Gerardo Del Real: The company has a market cap right now of approximately $24 million Canadian. You've done an excellent job via the Newcrest and prior placements, the other Newcrest financing and prior private placements, of positioning the company well. You are fully funded and you happen to own your own drills. I can't help but notice that the news release says not only do you continue to drill the Villa Rica target, but you're also drilling at the Norte Zone, which you just mentioned and the Porvenir/Encinal area.

What does the cash position look like and how is drilling coming along at the other areas?

Morgan Poliquin: Yeah, we wound up the year with around $16 million Canadian – that was at the end of September. We've got our end of the year to come up here with $16.5 at the third quarter, I guess. We're progressively drilling. We have the cash for all the work that we planned out here with Newcrest.

Basically, it's going to be a two-fold year here. On the one hand we're going to be drilling new targets and we're going to be flushing out and really testing, with the information that we've gathered here, the existing targets. So we think this year will be a very dynamic year for the company.

Gerardo Del Real: Fantastic. Morgan, anything else you'd like to add? I thought that was well said. Great context. And for the non-geologist or geologists who maybe never have ran a successful exploration program, I think the context is very important because I often in my conversations will hear, they're drilling holes that are too close together and they're drilling holes that are 50 meters away or 20 meters away. What's the point of doing those? And so I say, well yeah, call Morgan, ask him. Right?

Morgan Poliquin: Well, absolutely. People think that porphyries are huge ore bodies and certainly they ultimately, the best ones are billions of tonnes, but they grow that way. And number one, they don't have to be. Newcrest, our equity partner, their project has grown to 3 billion tonnes that they've started on Cadia in New South Wales, but a very key part of it was a smaller 80 million tonne, or there abouts, high-grade block cave. And they started with 150 million tonne open pit.

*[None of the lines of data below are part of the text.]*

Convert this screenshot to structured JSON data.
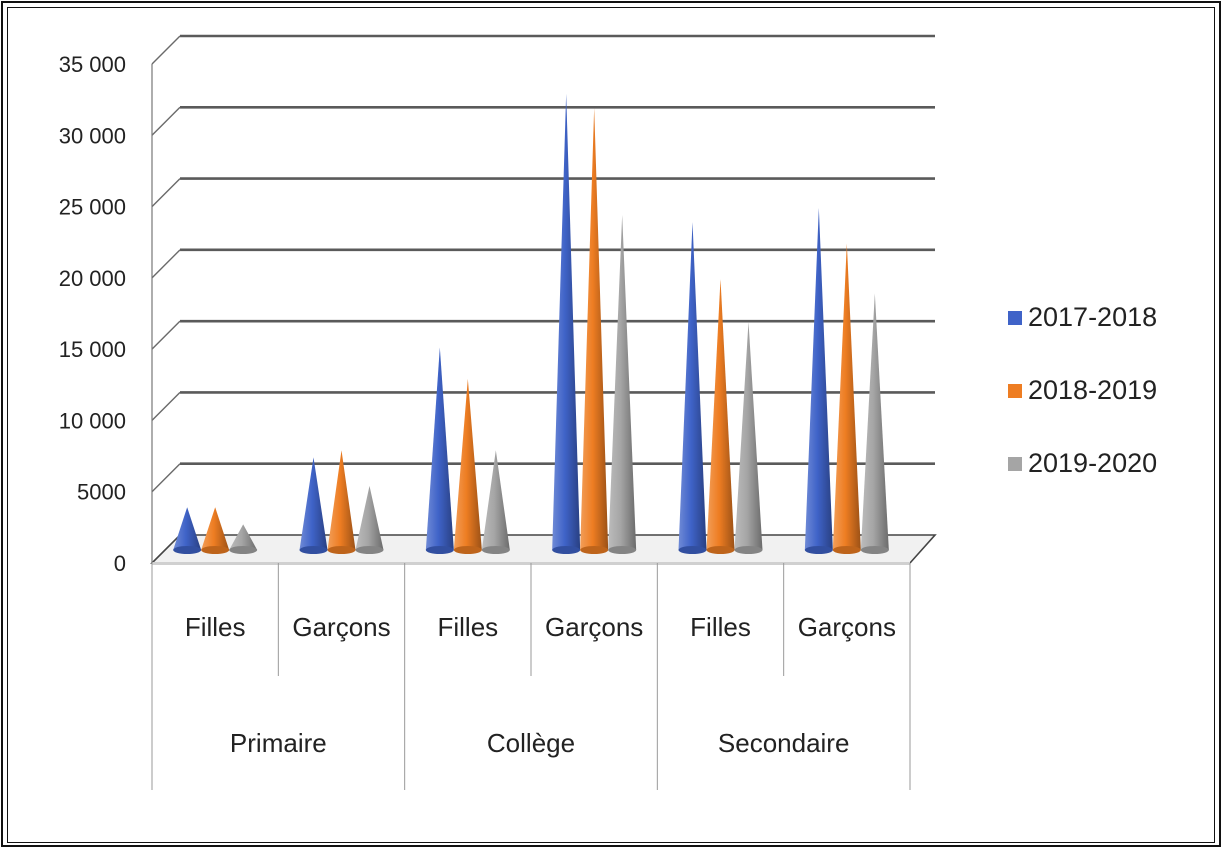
{
  "chart_data": {
    "type": "bar",
    "style": "3d-cone",
    "title": "",
    "xlabel": "",
    "ylabel": "",
    "ylim": [
      0,
      35000
    ],
    "y_ticks": [
      "0",
      "5000",
      "10 000",
      "15 000",
      "20 000",
      "25 000",
      "30 000",
      "35 000"
    ],
    "grid": true,
    "legend_position": "right",
    "groups": [
      {
        "label": "Primaire",
        "categories": [
          "Filles",
          "Garçons"
        ]
      },
      {
        "label": "Collège",
        "categories": [
          "Filles",
          "Garçons"
        ]
      },
      {
        "label": "Secondaire",
        "categories": [
          "Filles",
          "Garçons"
        ]
      }
    ],
    "categories": [
      "Filles",
      "Garçons",
      "Filles",
      "Garçons",
      "Filles",
      "Garçons"
    ],
    "series": [
      {
        "name": "2017-2018",
        "color": "#3f63c8",
        "values": [
          3000,
          6500,
          14200,
          32000,
          23000,
          24000
        ]
      },
      {
        "name": "2018-2019",
        "color": "#ee7d22",
        "values": [
          3000,
          7000,
          12000,
          31000,
          19000,
          21500
        ]
      },
      {
        "name": "2019-2020",
        "color": "#a5a5a5",
        "values": [
          1800,
          4500,
          7000,
          23500,
          16000,
          18000
        ]
      }
    ]
  }
}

All these things evolved over time. These gold-rich porphyries are not sort of the copper-molly porphyry, big blobs of Arizona. They are more complicated and structural. Certainly Newcrest, one thing I've heard from them is that you can be very, very close to high grade in the Cadia district and have almost no indications that you can be 50 meters away and completely miss it. We’re within the footprint, we've already discovered the footprint and now we think we've got great tools and cheap drilling, which is a key, and our acumen. And certainly we're able to tap into Newcrest as well to a degree. We think we're in the best position possible to make a discovery in this extremely exciting exploration district.

Gerardo Del Real: I can't help but notice the similarities with the fact that you have the Norte Zone and anchor deposit, which obviously still has the potential to grow, but it's very predictable and you can put a ruler to the very clear across sections that you always provided and take a guess, take a stab as to the tonnage there. And then of course you have the big upside with some of the stuff that's hopefully there at depth.

Morgan, thank you so much for the conversation. It's always appreciated.

Morgan Poliquin: Thank you so much for your time, likewise.